Breaking even with magic: demonstration of a high-fidelity logical non-Clifford gate
Shival Dasu, Simon Burton, Karl Mayer, David Amaro, Justin A. Gerber, Kevin Gilmore, Dan Gresh, Davide DelVento, Andrew C. Potter, David Hayes
TL;DR
This work demonstrates a practical, fault-tolerant route to universal quantum computation by eight-qubit magic-state preparation within a [[6,2,2]] code, enabling a fault-tolerant non-Clifford CH gate with infidelity below the corresponding physical gate. The authors experimentally realize the protocol on a trapped-ion processor, achieving a magic-state infidelity around 7×10^-5 and a CH-gate infidelity around 2.3×10^-4, breaking even on the non-Clifford two-qubit operation. They further show through circuit-level stabilizer simulations that self-concatenation scales to four magic states in a [[36,4,4]] code with extremely low projected logical errors, outlining a path to high-distance fault-tolerant computation via code switching and level-raising teleportation. Overall, the work provides a low-overhead, scalable framework for producing high-fidelity magic states and fault-tolerant non-Clifford gates, highlighting practical routes toward larger, robust quantum processors.
Abstract
Encoding quantum information to protect it from errors is essential for performing large-scale quantum computations.
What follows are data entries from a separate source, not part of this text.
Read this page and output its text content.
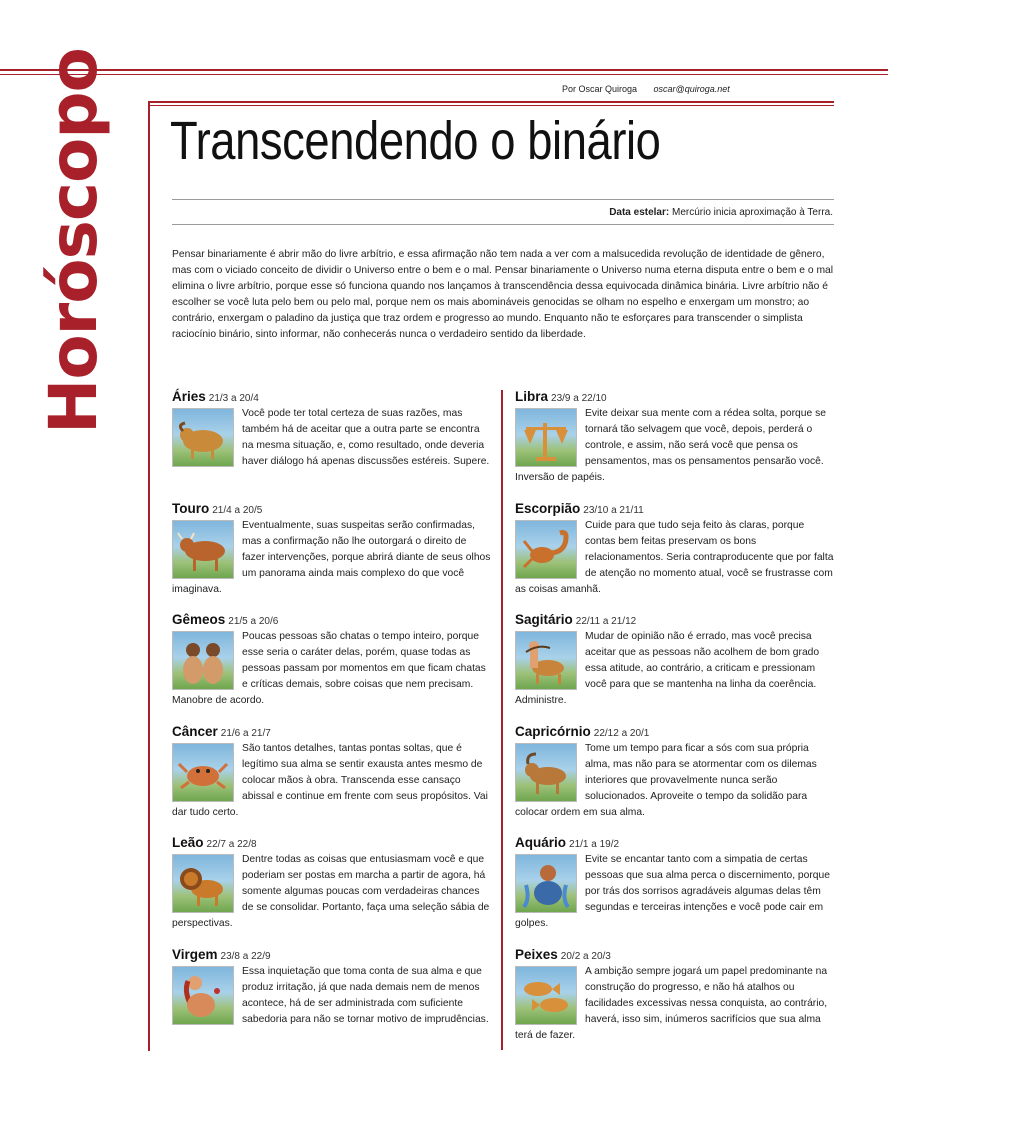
Horóscopo	Por Oscar Quiroga oscar@quiroga.net
Transcendendo o binário
Data estelar: Mercúrio inicia aproximação à Terra.

Pensar binariamente é abrir mão do livre arbítrio, e essa afirmação não tem nada a ver com a malsucedida revolução de identidade de gênero, mas com o viciado conceito de dividir o Universo entre o bem e o mal. Pensar binariamente o Universo numa eterna disputa entre o bem e o mal elimina o livre arbítrio, porque esse só funciona quando nos lançamos à transcendência dessa equivocada dinâmica binária. Livre arbítrio não é escolher se você luta pelo bem ou pelo mal, porque nem os mais abomináveis genocidas se olham no espelho e enxergam um monstro; ao contrário, enxergam o paladino da justiça que traz ordem e progresso ao mundo. Enquanto não te esforçares para transcender o simplista raciocínio binário, sinto informar, não conhecerás nunca o verdadeiro sentido da liberdade.

Áries 21/3 a 20/4
Você pode ter total certeza de suas razões, mas também há de aceitar que a outra parte se encontra na mesma situação, e, como resultado, onde deveria haver diálogo há apenas discussões estéreis. Supere.
Touro 21/4 a 20/5
Eventualmente, suas suspeitas serão confirmadas, mas a confirmação não lhe outorgará o direito de fazer intervenções, porque abrirá diante de seus olhos um panorama ainda mais complexo do que você imaginava.
Gêmeos 21/5 a 20/6
Poucas pessoas são chatas o tempo inteiro, porque esse seria o caráter delas, porém, quase todas as pessoas passam por momentos em que ficam chatas e críticas demais, sobre coisas que nem precisam. Manobre de acordo.
Câncer 21/6 a 21/7
São tantos detalhes, tantas pontas soltas, que é legítimo sua alma se sentir exausta antes mesmo de colocar mãos à obra. Transcenda esse cansaço abissal e continue em frente com seus propósitos. Vai dar tudo certo.
Leão 22/7 a 22/8
Dentre todas as coisas que entusiasmam você e que poderiam ser postas em marcha a partir de agora, há somente algumas poucas com verdadeiras chances de se consolidar. Portanto, faça uma seleção sábia de perspectivas.
Virgem 23/8 a 22/9
Essa inquietação que toma conta de sua alma e que produz irritação, já que nada demais nem de menos acontece, há de ser administrada com suficiente sabedoria para não se tornar motivo de imprudências.
Libra 23/9 a 22/10
Evite deixar sua mente com a rédea solta, porque se tornará tão selvagem que você, depois, perderá o controle, e assim, não será você que pensa os pensamentos, mas os pensamentos pensarão você. Inversão de papéis.
Escorpião 23/10 a 21/11
Cuide para que tudo seja feito às claras, porque contas bem feitas preservam os bons relacionamentos. Seria contraproducente que por falta de atenção no momento atual, você se frustrasse com as coisas amanhã.
Sagitário 22/11 a 21/12
Mudar de opinião não é errado, mas você precisa aceitar que as pessoas não acolhem de bom grado essa atitude, ao contrário, a criticam e pressionam você para que se mantenha na linha da coerência. Administre.
Capricórnio 22/12 a 20/1
Tome um tempo para ficar a sós com sua própria alma, mas não para se atormentar com os dilemas interiores que provavelmente nunca serão solucionados. Aproveite o tempo da solidão para colocar ordem em sua alma.
Aquário 21/1 a 19/2
Evite se encantar tanto com a simpatia de certas pessoas que sua alma perca o discernimento, porque por trás dos sorrisos agradáveis algumas delas têm segundas e terceiras intenções e você pode cair em golpes.
Peixes 20/2 a 20/3
A ambição sempre jogará um papel predominante na construção do progresso, e não há atalhos ou facilidades excessivas nessa conquista, ao contrário, haverá, isso sim, inúmeros sacrifícios que sua alma terá de fazer.
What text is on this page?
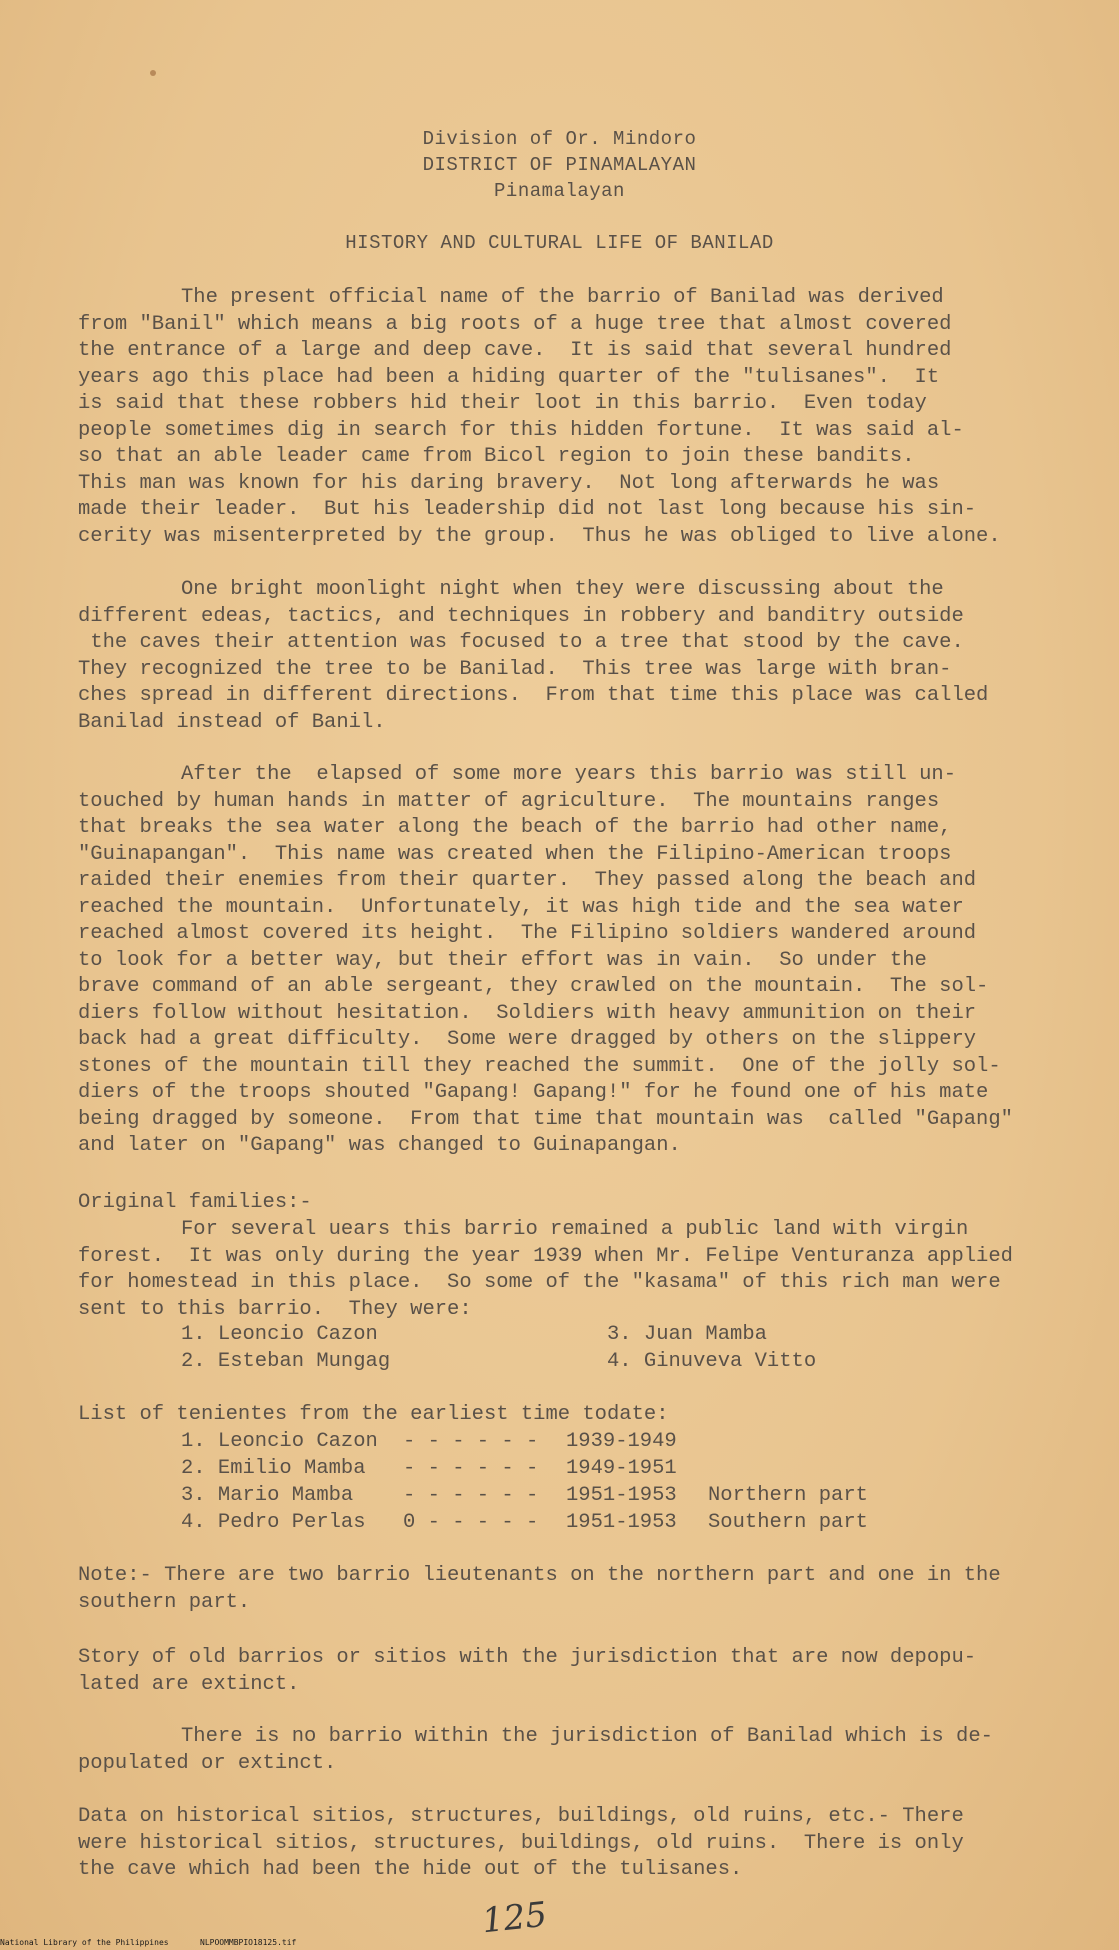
Division of Or. Mindoro
DISTRICT OF PINAMALAYAN
Pinamalayan
HISTORY AND CULTURAL LIFE OF BANILAD
The present official name of the barrio of Banilad was derived
from "Banil" which means a big roots of a huge tree that almost covered
the entrance of a large and deep cave.  It is said that several hundred
years ago this place had been a hiding quarter of the "tulisanes".  It
is said that these robbers hid their loot in this barrio.  Even today
people sometimes dig in search for this hidden fortune.  It was said al-
so that an able leader came from Bicol region to join these bandits.
This man was known for his daring bravery.  Not long afterwards he was
made their leader.  But his leadership did not last long because his sin-
cerity was misenterpreted by the group.  Thus he was obliged to live alone.
One bright moonlight night when they were discussing about the
different edeas, tactics, and techniques in robbery and banditry outside
the caves their attention was focused to a tree that stood by the cave.
They recognized the tree to be Banilad.  This tree was large with bran-
ches spread in different directions.  From that time this place was called
Banilad instead of Banil.
After the  elapsed of some more years this barrio was still un-
touched by human hands in matter of agriculture.  The mountains ranges
that breaks the sea water along the beach of the barrio had other name,
"Guinapangan".  This name was created when the Filipino-American troops
raided their enemies from their quarter.  They passed along the beach and
reached the mountain.  Unfortunately, it was high tide and the sea water
reached almost covered its height.  The Filipino soldiers wandered around
to look for a better way, but their effort was in vain.  So under the
brave command of an able sergeant, they crawled on the mountain.  The sol-
diers follow without hesitation.  Soldiers with heavy ammunition on their
back had a great difficulty.  Some were dragged by others on the slippery
stones of the mountain till they reached the summit.  One of the jolly sol-
diers of the troops shouted "Gapang! Gapang!" for he found one of his mate
being dragged by someone.  From that time that mountain was  called "Gapang"
and later on "Gapang" was changed to Guinapangan.
Original families:-
For several uears this barrio remained a public land with virgin
forest.  It was only during the year 1939 when Mr. Felipe Venturanza applied
for homestead in this place.  So some of the "kasama" of this rich man were
sent to this barrio.  They were:
1. Leoncio Cazon
2. Esteban Mungag
3. Juan Mamba
4. Ginuveva Vitto
List of tenientes from the earliest time todate:
1. Leoncio Cazon - - - - - - 1939-1949
2. Emilio Mamba - - - - - - 1949-1951
3. Mario Mamba - - - - - - 1951-1953 Northern part
4. Pedro Perlas 0 - - - - - 1951-1953 Southern part
Note:- There are two barrio lieutenants on the northern part and one in the
southern part.
Story of old barrios or sitios with the jurisdiction that are now depopu-
lated are extinct.
There is no barrio within the jurisdiction of Banilad which is de-
populated or extinct.
Data on historical sitios, structures, buildings, old ruins, etc.- There
were historical sitios, structures, buildings, old ruins.  There is only
the cave which had been the hide out of the tulisanes.
125
National Library of the Philippines	NLPOOMMBPIO18125.tif
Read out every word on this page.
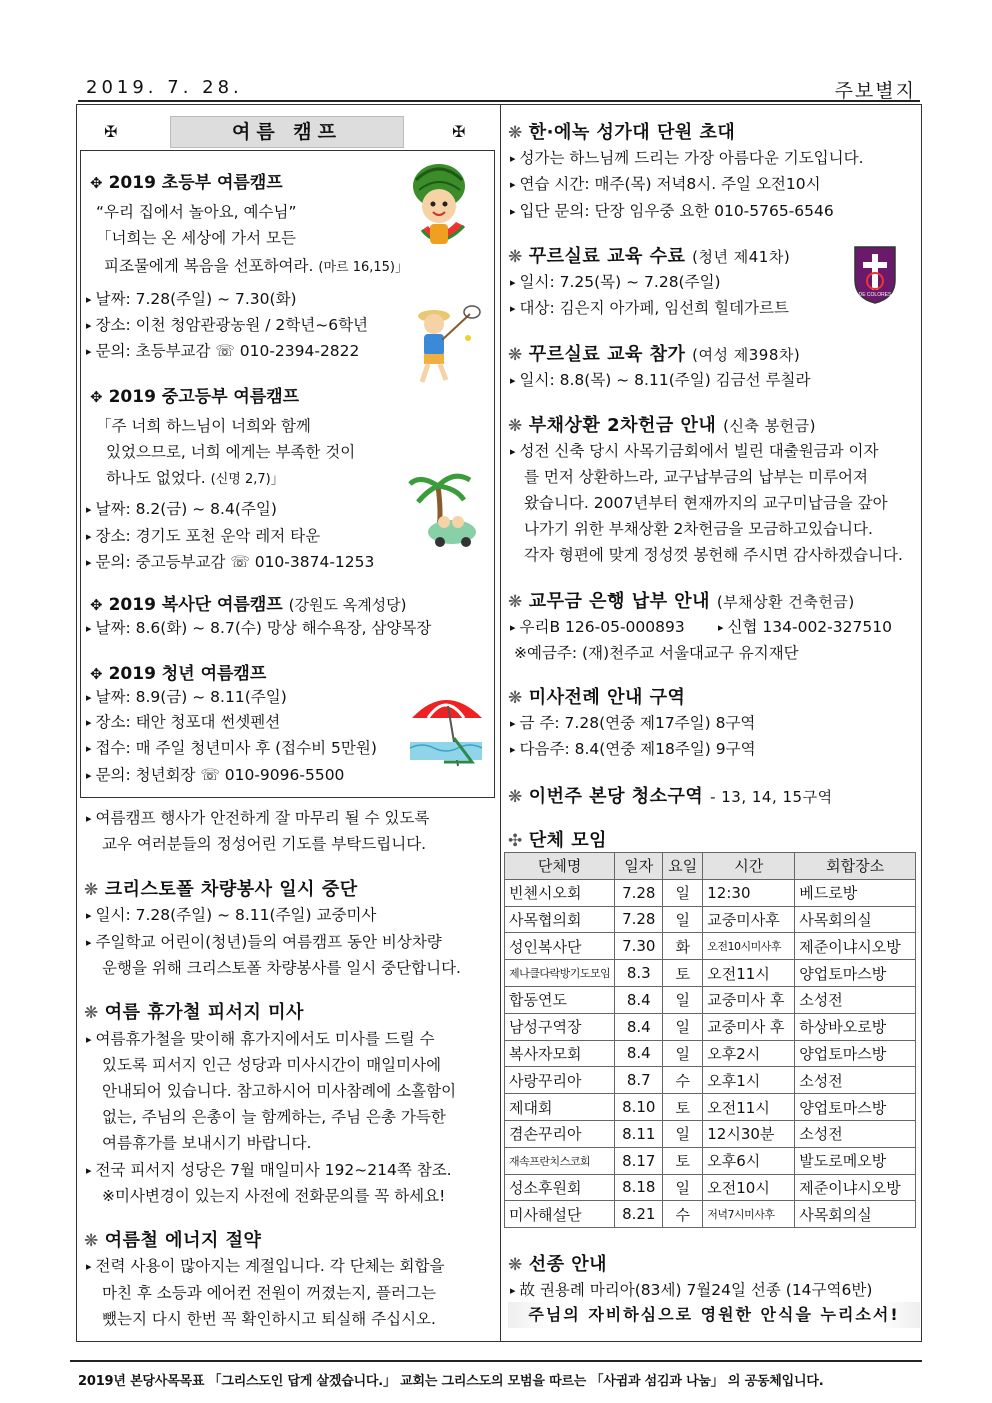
2019. 7. 28.	주보별지
✠	여름 캠프	✠
✥ 2019 초등부 여름캠프
“우리 집에서 놀아요, 예수님”
「너희는 온 세상에 가서 모든
피조물에게 복음을 선포하여라. (마르 16,15)」
▸ 날짜: 7.28(주일) ~ 7.30(화)
▸ 장소: 이천 청암관광농원 / 2학년~6학년
▸ 문의: 초등부교감 ☏ 010-2394-2822
✥ 2019 중고등부 여름캠프
「주 너희 하느님이 너희와 함께
있었으므로, 너희 에게는 부족한 것이
하나도 없었다. (신명 2,7)」
▸ 날짜: 8.2(금) ~ 8.4(주일)
▸ 장소: 경기도 포천 운악 레저 타운
▸ 문의: 중고등부교감 ☏ 010-3874-1253
✥ 2019 복사단 여름캠프 (강원도 옥계성당)
▸ 날짜: 8.6(화) ~ 8.7(수) 망상 해수욕장, 삼양목장
✥ 2019 청년 여름캠프
▸ 날짜: 8.9(금) ~ 8.11(주일)
▸ 장소: 태안 청포대 썬셋펜션
▸ 접수: 매 주일 청년미사 후 (접수비 5만원)
▸ 문의: 청년회장 ☏ 010-9096-5500
▸ 여름캠프 행사가 안전하게 잘 마무리 될 수 있도록
교우 여러분들의 정성어린 기도를 부탁드립니다.
❋ 크리스토폴 차량봉사 일시 중단
▸ 일시: 7.28(주일) ~ 8.11(주일) 교중미사
▸ 주일학교 어린이(청년)들의 여름캠프 동안 비상차량
운행을 위해 크리스토폴 차량봉사를 일시 중단합니다.
❋ 여름 휴가철 피서지 미사
▸ 여름휴가철을 맞이해 휴가지에서도 미사를 드릴 수
있도록 피서지 인근 성당과 미사시간이 매일미사에
안내되어 있습니다. 참고하시어 미사참례에 소홀함이
없는, 주님의 은총이 늘 함께하는, 주님 은총 가득한
여름휴가를 보내시기 바랍니다.
▸ 전국 피서지 성당은 7월 매일미사 192~214쪽 참조.
※미사변경이 있는지 사전에 전화문의를 꼭 하세요!
❋ 여름철 에너지 절약
▸ 전력 사용이 많아지는 계절입니다. 각 단체는 회합을
마친 후 소등과 에어컨 전원이 꺼졌는지, 플러그는
뺐는지 다시 한번 꼭 확인하시고 퇴실해 주십시오.
❋ 한·에녹 성가대 단원 초대
▸ 성가는 하느님께 드리는 가장 아름다운 기도입니다.
▸ 연습 시간: 매주(목) 저녁8시. 주일 오전10시
▸ 입단 문의: 단장 임우중 요한 010-5765-6546
❋ 꾸르실료 교육 수료 (청년 제41차)
▸ 일시: 7.25(목) ~ 7.28(주일)
▸ 대상: 김은지 아가페, 임선희 힐데가르트
DE COLORES
❋ 꾸르실료 교육 참가 (여성 제398차)
▸ 일시: 8.8(목) ~ 8.11(주일) 김금선 루칠라
❋ 부채상환 2차헌금 안내 (신축 봉헌금)
▸ 성전 신축 당시 사목기금회에서 빌린 대출원금과 이자
를 먼저 상환하느라, 교구납부금의 납부는 미루어져
왔습니다. 2007년부터 현재까지의 교구미납금을 갚아
나가기 위한 부채상환 2차헌금을 모금하고있습니다.
각자 형편에 맞게 정성껏 봉헌해 주시면 감사하겠습니다.
❋ 교무금 은행 납부 안내 (부채상환 건축헌금)
▸ 우리B 126-05-000893	▸ 신협 134-002-327510
※예금주: (재)천주교 서울대교구 유지재단
❋ 미사전례 안내 구역
▸ 금 주: 7.28(연중 제17주일) 8구역
▸ 다음주: 8.4(연중 제18주일) 9구역
❋ 이번주 본당 청소구역 - 13, 14, 15구역
✣ 단체 모임
단체명	일자	요일	시간	회합장소
빈첸시오회	7.28	일	12:30	베드로방
사목협의회	7.28	일	교중미사후	사목회의실
성인복사단	7.30	화	오전10시미사후	제준이냐시오방
제나클다락방기도모임	8.3	토	오전11시	양업토마스방
합동연도	8.4	일	교중미사 후	소성전
남성구역장	8.4	일	교중미사 후	하상바오로방
복사자모회	8.4	일	오후2시	양업토마스방
사랑꾸리아	8.7	수	오후1시	소성전
제대회	8.10	토	오전11시	양업토마스방
겸손꾸리아	8.11	일	12시30분	소성전
재속프란치스코회	8.17	토	오후6시	발도로메오방
성소후원회	8.18	일	오전10시	제준이냐시오방
미사해설단	8.21	수	저녁7시미사후	사목회의실
❋ 선종 안내
▸ 故 권용례 마리아(83세) 7월24일 선종 (14구역6반)
주님의 자비하심으로 영원한 안식을 누리소서!
2019년 본당사목목표 「그리스도인 답게 살겠습니다.」 교회는 그리스도의 모범을 따르는 「사귐과 섬김과 나눔」 의 공동체입니다.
Performing a universal set of quantum gates on encoded states demands a potentially large resource overhead and minimizing this overhead is key for the practical development of large-scale fault-tolerant quantum computers. We propose and experimentally implement a magic-state preparation protocol to fault-tolerantly prepare a pair of logical magic states in a [[6,2,2]] quantum error-detecting code using only eight physical qubits. Implementing this protocol on H1-1, a 20 qubit trapped-ion quantum processor, we prepare magic states with experimental infidelity $7^{+3}_{-1}\times 10^{-5}$ with a $14.8^{+1}_{-1}\%$ discard rate and use these to perform a fault-tolerant non-Clifford gate, the controlled-Hadamard (CH), with logical infidelity $\leq 2.3^{+9}_{-9}\times 10^{-4}$. Notably, this significantly outperforms the unencoded physical CH infidelity of $10^{-3}$. Through circuit-level stabilizer simulations, we show that this protocol can be self-concatenated to produce extremely high-fidelity magic states with low space-time overhead in a [[36,4,4]] quantum error correcting code, with logical error rates of $6\times 10^{-10}$ ($5\times 10^{-14}$) at two-qubit error rate of $10^{-3}$ ($10^{-4}$) respectively.